6:15 PM - 7:30 PM
[SCG64-P12] Microstructure analysis of earthquake-induced deposits associated with the 2004 off Kii Peninsula earthquakes
Keywords:turbidity current, anisotropy of magnetic susceptibility, X-ray CT, event deposit
The result of the Cs-137 and Pb-210 measurements indicates that the upper 17-cm mud layer was deposited immediately after the 2004 off Kii Peninsula earthquakes (Ashi and others, in this Session). We herein investigate the characteristics of the earthquake-induced deposits based on several measurements including their compositions, grain sizes, X-ray CT images, and anisotropy of magnetic susceptibility (AMS).

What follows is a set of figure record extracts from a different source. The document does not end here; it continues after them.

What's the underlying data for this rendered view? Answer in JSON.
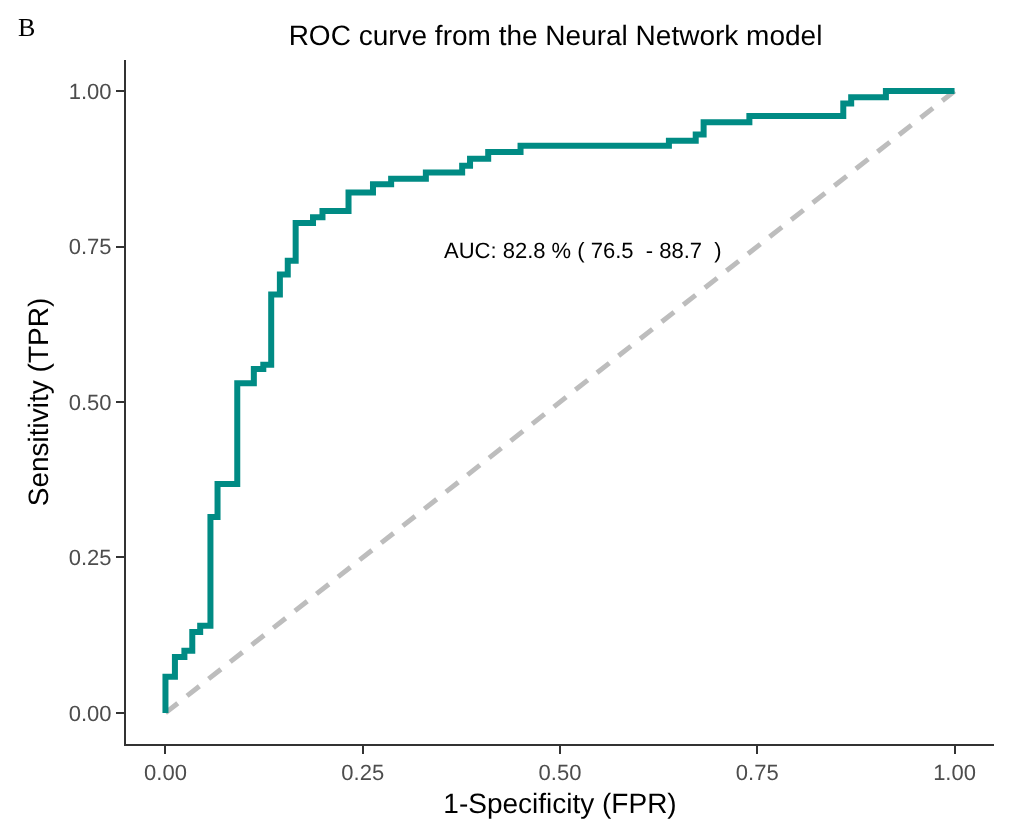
{
  "chart_data": {
    "type": "step",
    "title": "ROC curve from the Neural Network model",
    "xlabel": "1-Specificity (FPR)",
    "ylabel": "Sensitivity (TPR)",
    "annotations": [
      "B",
      "AUC: 82.8 % ( 76.5  - 88.7  )"
    ],
    "series": [
      {
        "color": "#008b84",
        "line_style": "solid",
        "x": [
          0,
          0,
          0.012,
          0.024,
          0.034,
          0.044,
          0.057,
          0.066,
          0.091,
          0.112,
          0.124,
          0.134,
          0.145,
          0.155,
          0.165,
          0.187,
          0.199,
          0.232,
          0.263,
          0.286,
          0.33,
          0.376,
          0.386,
          0.409,
          0.45,
          0.638,
          0.672,
          0.682,
          0.74,
          0.859,
          0.869,
          0.913,
          1
        ],
        "values": [
          0,
          0.058,
          0.09,
          0.1,
          0.13,
          0.14,
          0.315,
          0.368,
          0.53,
          0.553,
          0.56,
          0.673,
          0.705,
          0.727,
          0.788,
          0.797,
          0.807,
          0.837,
          0.85,
          0.859,
          0.869,
          0.88,
          0.891,
          0.902,
          0.912,
          0.92,
          0.93,
          0.95,
          0.96,
          0.98,
          0.99,
          1.0,
          1.0
        ]
      },
      {
        "type": "line",
        "color": "#bdbdbd",
        "line_style": "dashed",
        "x": [
          0,
          1
        ],
        "values": [
          0,
          1
        ]
      }
    ],
    "xlim": [
      -0.05,
      1.05
    ],
    "ylim": [
      -0.05,
      1.05
    ],
    "xticks": [
      {
        "value": 0,
        "label": "0.00"
      },
      {
        "value": 0.25,
        "label": "0.25"
      },
      {
        "value": 0.5,
        "label": "0.50"
      },
      {
        "value": 0.75,
        "label": "0.75"
      },
      {
        "value": 1,
        "label": "1.00"
      }
    ],
    "yticks": [
      {
        "value": 0,
        "label": "0.00"
      },
      {
        "value": 0.25,
        "label": "0.25"
      },
      {
        "value": 0.5,
        "label": "0.50"
      },
      {
        "value": 0.75,
        "label": "0.75"
      },
      {
        "value": 1,
        "label": "1.00"
      }
    ]
  }
}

We observed a very thin fine-grained sand layer of 6 mm thick at 17 cm below seafloor and a massive mud below it on the core split section. On the other hand, the X-ray CT image shows seven silty clay laminations thinning upwards at 6 -15 cm below seafloor, and homogeneous clayey silt above it. The AMS parameters decrease upwards in the interval showing parallel/cross laminations and the lowest value is measured in the overlying silt layer, whereas grain sizes have no significant change. These results indicate that the upper 17 cm layer beginning from the very fine-grained sand can be interpreted to be formed by a low-density sediment gravity flow. Below the depth of 17 cm, the deposition is mainly composed of muddy sediments with a wood chip-enriched thin bed and a very fine-grained thin sand layer at the depth of 32 cm. Structural observations by X-ray CT scanner reveal characteristic structures yielding various orientation oblique to bedding plane at the mud layer 17 cm below seafloor, suggesting that the structure is likely formed by coseismic deformation accompanied by the earthquake in 2004 or earlier ones. Magnetic fabrics derived from AMS measurements and the structure observed by X-ray CT scanner also agree to this picture.